The relationship between them has now been fully restored. Had Paterson remained in LA, the prospect of playing with Post in a side project would be well on the cards (Veruca Salt’s original lineup relationships have likewise been restored, with that incarnation of the band back on the road). However, the images, live video footage, interviews and other online ephemera from this period are gone, with only Paterson’s own snaps and home video footage surviving.
In 2006 Paterson headed over to Europe to join Tim Finn for another tour. At the tour’s completion she jumped across to Dave Dobbyn to perform in Europe, Australia and New Zealand on the Available Light tour, before the Finnphone went off again for yet another tour of Europe and Australia (Imaginary Kingdom Tour 2006), ultimately playing with him throughout 2007 and 2008.

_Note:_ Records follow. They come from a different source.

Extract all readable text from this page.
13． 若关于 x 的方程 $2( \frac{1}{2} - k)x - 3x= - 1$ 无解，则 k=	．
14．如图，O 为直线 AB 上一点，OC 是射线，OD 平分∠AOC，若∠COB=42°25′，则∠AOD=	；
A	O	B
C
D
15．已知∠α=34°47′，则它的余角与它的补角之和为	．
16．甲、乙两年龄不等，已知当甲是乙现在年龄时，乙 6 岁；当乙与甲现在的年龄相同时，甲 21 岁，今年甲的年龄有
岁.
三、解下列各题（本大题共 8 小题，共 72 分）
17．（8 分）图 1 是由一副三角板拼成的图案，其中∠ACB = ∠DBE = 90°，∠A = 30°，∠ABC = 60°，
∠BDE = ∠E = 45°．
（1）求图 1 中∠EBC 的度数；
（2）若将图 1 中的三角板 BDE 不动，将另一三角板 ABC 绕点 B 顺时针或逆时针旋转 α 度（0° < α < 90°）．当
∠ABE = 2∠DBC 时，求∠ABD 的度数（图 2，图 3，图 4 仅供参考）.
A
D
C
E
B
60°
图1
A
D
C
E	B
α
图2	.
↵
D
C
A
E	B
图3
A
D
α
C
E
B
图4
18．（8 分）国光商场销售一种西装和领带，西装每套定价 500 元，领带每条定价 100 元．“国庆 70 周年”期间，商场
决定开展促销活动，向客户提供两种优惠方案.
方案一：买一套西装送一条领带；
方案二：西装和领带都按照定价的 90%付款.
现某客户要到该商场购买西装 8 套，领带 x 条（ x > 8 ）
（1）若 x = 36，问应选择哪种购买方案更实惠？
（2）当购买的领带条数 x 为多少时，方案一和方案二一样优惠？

During 2007, Paterson was also hired by Universal to work with yet another rising female star, Gin Wigmore. Paterson joined drummer Wayne Bell, pianist Simen Aanerud and guitarist Brett Adams to demo material for Wigmore’s first album, as well as recording the debut single ‘Hallelujah’ with her.
By 2013 a decade-and-a-half’s relentless touring finally saw paterson call time-out.

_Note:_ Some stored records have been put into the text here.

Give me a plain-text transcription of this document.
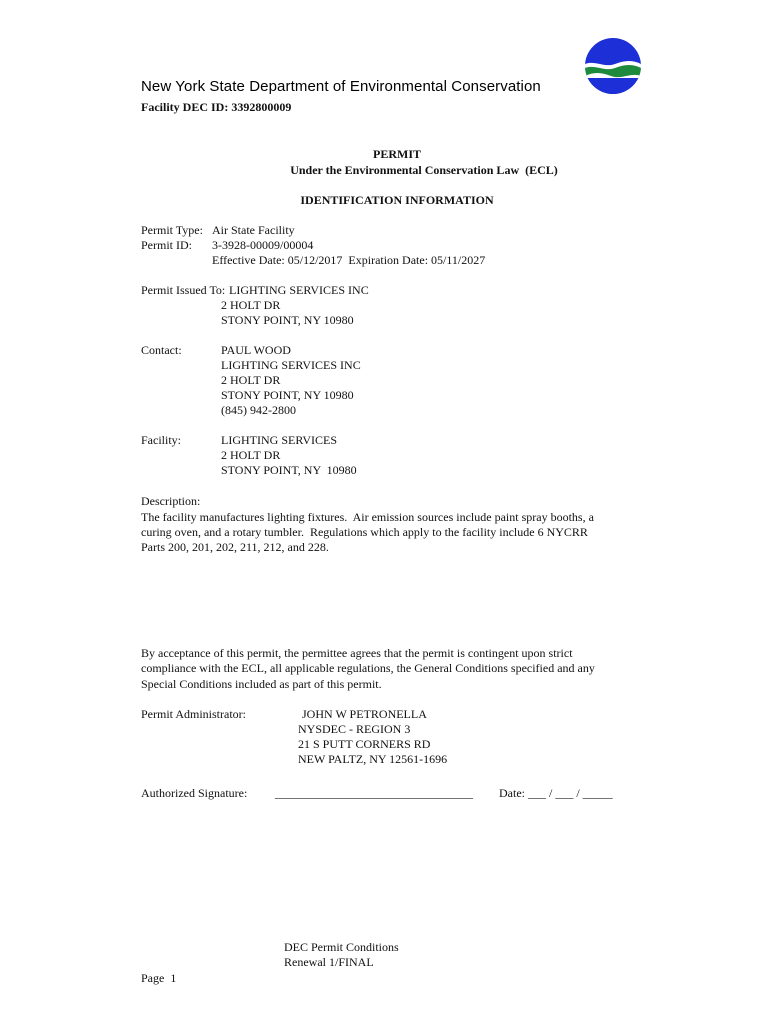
New York State Department of Environmental Conservation
Facility DEC ID: 3392800009
PERMIT
Under the Environmental Conservation Law  (ECL)
IDENTIFICATION INFORMATION
Permit Type: Air State Facility
Permit ID: 3-3928-00009/00004
Effective Date: 05/12/2017  Expiration Date: 05/11/2027
Permit Issued To: LIGHTING SERVICES INC
2 HOLT DR
STONY POINT, NY 10980
Contact:	PAUL WOOD
LIGHTING SERVICES INC
2 HOLT DR
STONY POINT, NY 10980
(845) 942-2800
Facility:	LIGHTING SERVICES
2 HOLT DR
STONY POINT, NY  10980
Description:
The facility manufactures lighting fixtures.  Air emission sources include paint spray booths, a
curing oven, and a rotary tumbler.  Regulations which apply to the facility include 6 NYCRR
Parts 200, 201, 202, 211, 212, and 228.
By acceptance of this permit, the permittee agrees that the permit is contingent upon strict
compliance with the ECL, all applicable regulations, the General Conditions specified and any
Special Conditions included as part of this permit.
Permit Administrator:	JOHN W PETRONELLA
NYSDEC - REGION 3
21 S PUTT CORNERS RD
NEW PALTZ, NY 12561-1696
Authorized Signature: _________________________________ Date: ___ / ___ / _____
DEC Permit Conditions
Renewal 1/FINAL
Page  1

Also in 2007, Paterson was drafted into the house band for Pop’s Ultimate Star, commuting to Wellington every weekend for two months to record episodes. (The show concept pitted former Pop Idol winners against each other. The winner was TrueBliss’s Joe Cotton). Paterson later completed one season in the music production team of NZ’s Got Talent (2008) and two seasons in the house band of Stars In Their Eyes (2008, 2009). Clearly not busy enough, Paterson also took up bass duties throughout 2008 for Jimmy Christmas’ post-D4 rock band, Luger Boa. In 2012 Paterson played in the “super-lady-group”, AnikaBoh&Hollie (Anika Moa, Boh Runga, Hollie Smith), but by the end of 2013 the toll of a decade-and-a-half’s worth of relentless touring finally saw one of our hardest working bassists call time-out.

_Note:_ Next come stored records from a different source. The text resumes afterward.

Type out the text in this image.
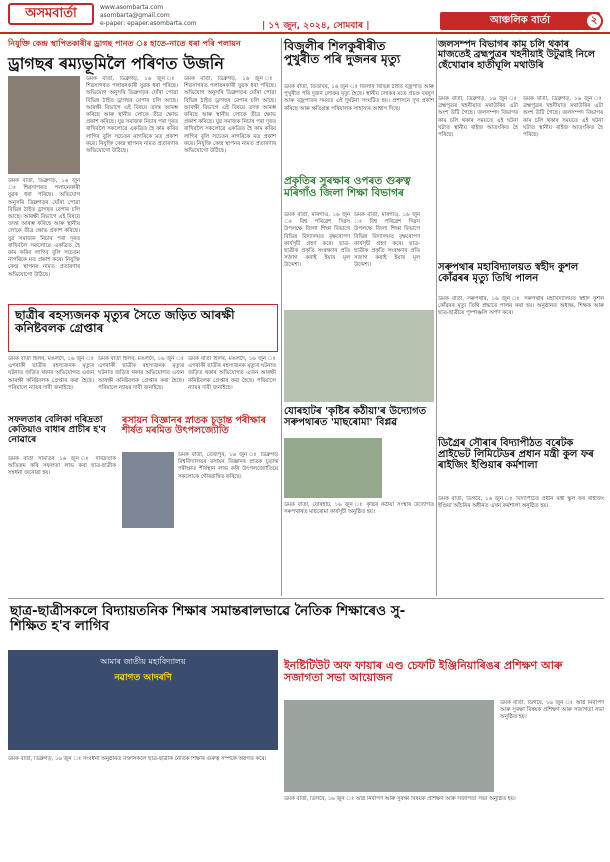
অসমবাৰ্তা	www.asombarta.com
asombarta@gmail.com
e-paper: epaper.asombarta.com	| ১৭ জুন, ২০২৪, সোমবাৰ |	আঞ্চলিক বাৰ্তা	২
নিযুক্তি কেন্দ্ৰ স্থাপিতকাৰীৰ ড্ৰাগছ পানত ঃ হাতে-নাতে ধৰা পৰি পলায়ন
ড্ৰাগছৰ ৰম্যভূমিলৈ পৰিণত উজনি
ডমক বাৰ্তা, ডিব্ৰুগড়, ১৬ জুন ঃ শিৱসাগৰত পলায়নকাৰী যুৱক ধৰা পৰিছে। অভিযোগ অনুসৰি ডিব্ৰুগড়ৰ ঘোঁৰা পোৱা বিভিন্ন ঠাইত ড্ৰাগছৰ বেপাৰ চলি আছে। আৰক্ষী বিভাগে এই বিষয়ে তদন্ত আৰম্ভ কৰিছে আৰু স্থানীয় লোকে তীব্ৰ ক্ষোভ প্ৰকাশ কৰিছে। যুৱ সমাজক নিচাৰ পৰা দূৰত ৰাখিবলৈ সকলোৱে একত্ৰিত হৈ কাম কৰিব লাগিব বুলি সচেতন নাগৰিকে মত প্ৰকাশ কৰে। নিযুক্তি কেন্দ্ৰ স্থাপনৰ নামত প্ৰতাৰণাৰ অভিযোগো উঠিছে।
ডমক বাৰ্তা, ডিব্ৰুগড়, ১৬ জুন ঃ শিৱসাগৰত পলায়নকাৰী যুৱক ধৰা পৰিছে। অভিযোগ অনুসৰি ডিব্ৰুগড়ৰ ঘোঁৰা পোৱা বিভিন্ন ঠাইত ড্ৰাগছৰ বেপাৰ চলি আছে। আৰক্ষী বিভাগে এই বিষয়ে তদন্ত আৰম্ভ কৰিছে আৰু স্থানীয় লোকে তীব্ৰ ক্ষোভ প্ৰকাশ কৰিছে। যুৱ সমাজক নিচাৰ পৰা দূৰত ৰাখিবলৈ সকলোৱে একত্ৰিত হৈ কাম কৰিব লাগিব বুলি সচেতন নাগৰিকে মত প্ৰকাশ কৰে। নিযুক্তি কেন্দ্ৰ স্থাপনৰ নামত প্ৰতাৰণাৰ অভিযোগো উঠিছে।
ডমক বাৰ্তা, ডিব্ৰুগড়, ১৬ জুন ঃ শিৱসাগৰত পলায়নকাৰী যুৱক ধৰা পৰিছে। অভিযোগ অনুসৰি ডিব্ৰুগড়ৰ ঘোঁৰা পোৱা বিভিন্ন ঠাইত ড্ৰাগছৰ বেপাৰ চলি আছে। আৰক্ষী বিভাগে এই বিষয়ে তদন্ত আৰম্ভ কৰিছে আৰু স্থানীয় লোকে তীব্ৰ ক্ষোভ প্ৰকাশ কৰিছে। যুৱ সমাজক নিচাৰ পৰা দূৰত ৰাখিবলৈ সকলোৱে একত্ৰিত হৈ কাম কৰিব লাগিব বুলি সচেতন নাগৰিকে মত প্ৰকাশ কৰে। নিযুক্তি কেন্দ্ৰ স্থাপনৰ নামত প্ৰতাৰণাৰ অভিযোগো উঠিছে।
বিজুলীৰ শিলকুৰীৰীত পুখুৰীত পৰি দুজনৰ মৃত্যু
ডমক বাৰ্তা, তিতাবৰ, ১৬ জুন ঃ জিলাৰ বিভিন্ন ঠাইত বজ্ৰপাত আৰু পুখুৰীত পৰি দুজন লোকৰ মৃত্যু হৈছে। স্থানীয় লোকৰ মতে প্ৰচণ্ড বৰষুণ আৰু বজ্ৰপাতৰ সময়ত এই দুৰ্ঘটনা সংঘটিত হয়। প্ৰশাসনে দুখ প্ৰকাশ কৰিছে আৰু ক্ষতিগ্ৰস্ত পৰিয়ালক সাহায্যৰ আশ্বাস দিছে।
জলসম্পদ বিভাগৰ কাম চলি থকাৰ মাজতেই ব্ৰহ্মপুত্ৰৰ খহনীয়াই উটুৱাই নিলে ছেঁখোৱাৰ হাতীঘূলি মথাউৰি
ডমক বাৰ্তা, ডিব্ৰুগড়, ১৬ জুন ঃ ব্ৰহ্মপুত্ৰৰ খহনীয়াত মথাউৰিৰ এটা অংশ উটি গৈছে। জলসম্পদ বিভাগৰ কাম চলি থকাৰ সময়তে এই ঘটনা ঘটাত স্থানীয় ৰাইজ আতংকিত হৈ পৰিছে।
ডমক বাৰ্তা, ডিব্ৰুগড়, ১৬ জুন ঃ ব্ৰহ্মপুত্ৰৰ খহনীয়াত মথাউৰিৰ এটা অংশ উটি গৈছে। জলসম্পদ বিভাগৰ কাম চলি থকাৰ সময়তে এই ঘটনা ঘটাত স্থানীয় ৰাইজ আতংকিত হৈ পৰিছে।
প্ৰকৃতিৰ সুৰক্ষাৰ ওপৰত গুৰুত্ব মৰিগাঁও জিলা শিক্ষা বিভাগৰ
ডমক বাৰ্তা, মৰিগাঁও, ১৬ জুন ঃ বিশ্ব পৰিৱেশ দিৱস উপলক্ষে জিলা শিক্ষা বিভাগে বিভিন্ন বিদ্যালয়ত বৃক্ষৰোপণ কাৰ্যসূচী গ্ৰহণ কৰে। ছাত্ৰ-ছাত্ৰীক প্ৰকৃতি সংৰক্ষণৰ প্ৰতি সজাগ কৰাই ইয়াৰ মূল উদ্দেশ্য।
ডমক বাৰ্তা, মৰিগাঁও, ১৬ জুন ঃ বিশ্ব পৰিৱেশ দিৱস উপলক্ষে জিলা শিক্ষা বিভাগে বিভিন্ন বিদ্যালয়ত বৃক্ষৰোপণ কাৰ্যসূচী গ্ৰহণ কৰে। ছাত্ৰ-ছাত্ৰীক প্ৰকৃতি সংৰক্ষণৰ প্ৰতি সজাগ কৰাই ইয়াৰ মূল উদ্দেশ্য।	সৰুপথাৰ মহাবিদ্যালয়ত স্বহীদ কুশল কোঁৱৰৰ মৃত্যু তিথি পালন
ডমক বাৰ্তা, সৰুপথাৰ, ১৬ জুন ঃ সৰুপথাৰ মহাবিদ্যালয়ত স্বহীদ কুশল কোঁৱৰৰ মৃত্যু তিথি শ্ৰদ্ধাৰে পালন কৰা হয়। অনুষ্ঠানত অধ্যক্ষ, শিক্ষক আৰু ছাত্ৰ-ছাত্ৰীয়ে পুষ্পাঞ্জলি অৰ্পণ কৰে।
ছাত্ৰীৰ ৰহস্যজনক মৃত্যুৰ সৈতে জড়িত আৰক্ষী কনিষ্টবলক গ্ৰেপ্তাৰ
ডমক বাৰ্তা হিলৰ, মঙলদৈ, ১৬ জুন ঃ এগৰাকী ছাত্ৰীৰ ৰহস্যজনক মৃত্যুৰ ঘটনাত জড়িত থকাৰ অভিযোগত এজন আৰক্ষী কনিষ্টবলক গ্ৰেপ্তাৰ কৰা হৈছে। পৰিয়ালে ন্যায়ৰ দাবী জনাইছে।
ডমক বাৰ্তা হিলৰ, মঙলদৈ, ১৬ জুন ঃ এগৰাকী ছাত্ৰীৰ ৰহস্যজনক মৃত্যুৰ ঘটনাত জড়িত থকাৰ অভিযোগত এজন আৰক্ষী কনিষ্টবলক গ্ৰেপ্তাৰ কৰা হৈছে। পৰিয়ালে ন্যায়ৰ দাবী জনাইছে।
ডমক বাৰ্তা হিলৰ, মঙলদৈ, ১৬ জুন ঃ এগৰাকী ছাত্ৰীৰ ৰহস্যজনক মৃত্যুৰ ঘটনাত জড়িত থকাৰ অভিযোগত এজন আৰক্ষী কনিষ্টবলক গ্ৰেপ্তাৰ কৰা হৈছে। পৰিয়ালে ন্যায়ৰ দাবী জনাইছে।
যোৰহাটৰ 'কৃষ্টিৰ কঠীয়া'ৰ উদ্যোগত সৰুপথাৰত 'মাছৰোমা' বিপ্লৱ
সফলতাৰ বেলিকা দৰিদ্ৰতা কেতিয়াও বাধাৰ প্ৰাচীৰ হ'ব নোৱাৰে
ডমক বাৰ্তা সমিতিৰ ১৬ জুন ঃ দৰিদ্ৰতাক অতিক্ৰম কৰি সফলতা লাভ কৰা ছাত্ৰ-ছাত্ৰীক সম্বৰ্ধনা জনোৱা হয়।
ৰসায়ন বিজ্ঞানৰ স্নাতক চূড়ান্ত পৰীক্ষাৰ শীৰ্ষত মৰমিত উৎপলজ্যোতি
ডমক বাৰ্তা, তেজপুৰ, ১৬ জুন ঃ ডিব্ৰুগড় বিশ্ববিদ্যালয়ৰ ৰসায়ন বিজ্ঞানৰ স্নাতক চূড়ান্ত পৰীক্ষাত শীৰ্ষস্থান লাভ কৰি উৎপলজ্যোতিয়ে সকলোকে গৌৰৱান্বিত কৰিছে।
ডমক বাৰ্তা, যোৰহাট, ১৬ জুন ঃ কৃষ্টিৰ কঠীয়া সংস্থাৰ উদ্যোগত সৰুপথাৰত মাছৰোমা কাৰ্যসূচী অনুষ্ঠিত হয়।
ডিগ্ৰৈৰ সৌৰাৰ বিদ্যাপীঠত বৰেটক প্ৰাইভেট লিমিটেডৰ প্ৰধান মন্ত্ৰী কুল ফৰ ৰাইজিং ইণ্ডিয়াৰ কৰ্মশালা
ডমক বাৰ্তা, ডিগবৈ, ১৬ জুন ঃ বিদ্যাপীঠত প্ৰধান মন্ত্ৰী স্কুল ফৰ ৰাইজিং ইণ্ডিয়া আঁচনিৰ অধীনত এখন কৰ্মশালা অনুষ্ঠিত হয়।
ছাত্ৰ-ছাত্ৰীসকলে বিদ্যায়তনিক শিক্ষাৰ সমান্তৰালভাৱে নৈতিক শিক্ষাৰেও সু-শিক্ষিত হ'ব লাগিব
আমাৰ জাতীয় মহাবিদ্যালয়
নৱাগত আদৰণি
ডমক বাৰ্তা, ডিব্ৰুগড়, ১৬ জুন ঃ সংবৰ্ধনা অনুষ্ঠানত বক্তাসকলে ছাত্ৰ-ছাত্ৰীক নৈতিক শিক্ষাৰ গুৰুত্ব সম্পৰ্কে অৱগত কৰে।
ইনষ্টিটিউট অফ ফায়াৰ এণ্ড চেফটি ইঞ্জিনিয়াৰিঙৰ প্ৰশিক্ষণ আৰু সজাগতা সভা আয়োজন
ডমক বাৰ্তা, ডিগবৈ, ১৬ জুন ঃ অগ্নি নিৰ্বাপণ আৰু সুৰক্ষা বিষয়ক প্ৰশিক্ষণ আৰু সজাগতা সভা অনুষ্ঠিত হয়।
ডমক বাৰ্তা, ডিগবৈ, ১৬ জুন ঃ অগ্নি নিৰ্বাপণ আৰু সুৰক্ষা বিষয়ক প্ৰশিক্ষণ আৰু সজাগতা সভা অনুষ্ঠিত হয়।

With an enforced layoff and time spent in other artistic pursuits, Paterson has slowly found her way back to music. She contributed bass to Julia Deans’s acclaimed album We Light Fire, also shooting the cover photography. The pair have known each other since 1997 In Wellington when Deans was with Celtic rock band Banshee Reel and Paterson was playing in Parka with Deans’s boyfriend Davey Fitzsimmons. Paterson is currently working up new songs with her producer-drummer husband Andrew Maclaren (stellar*) and Tom Bailey under the moniker Tokyo-Niche.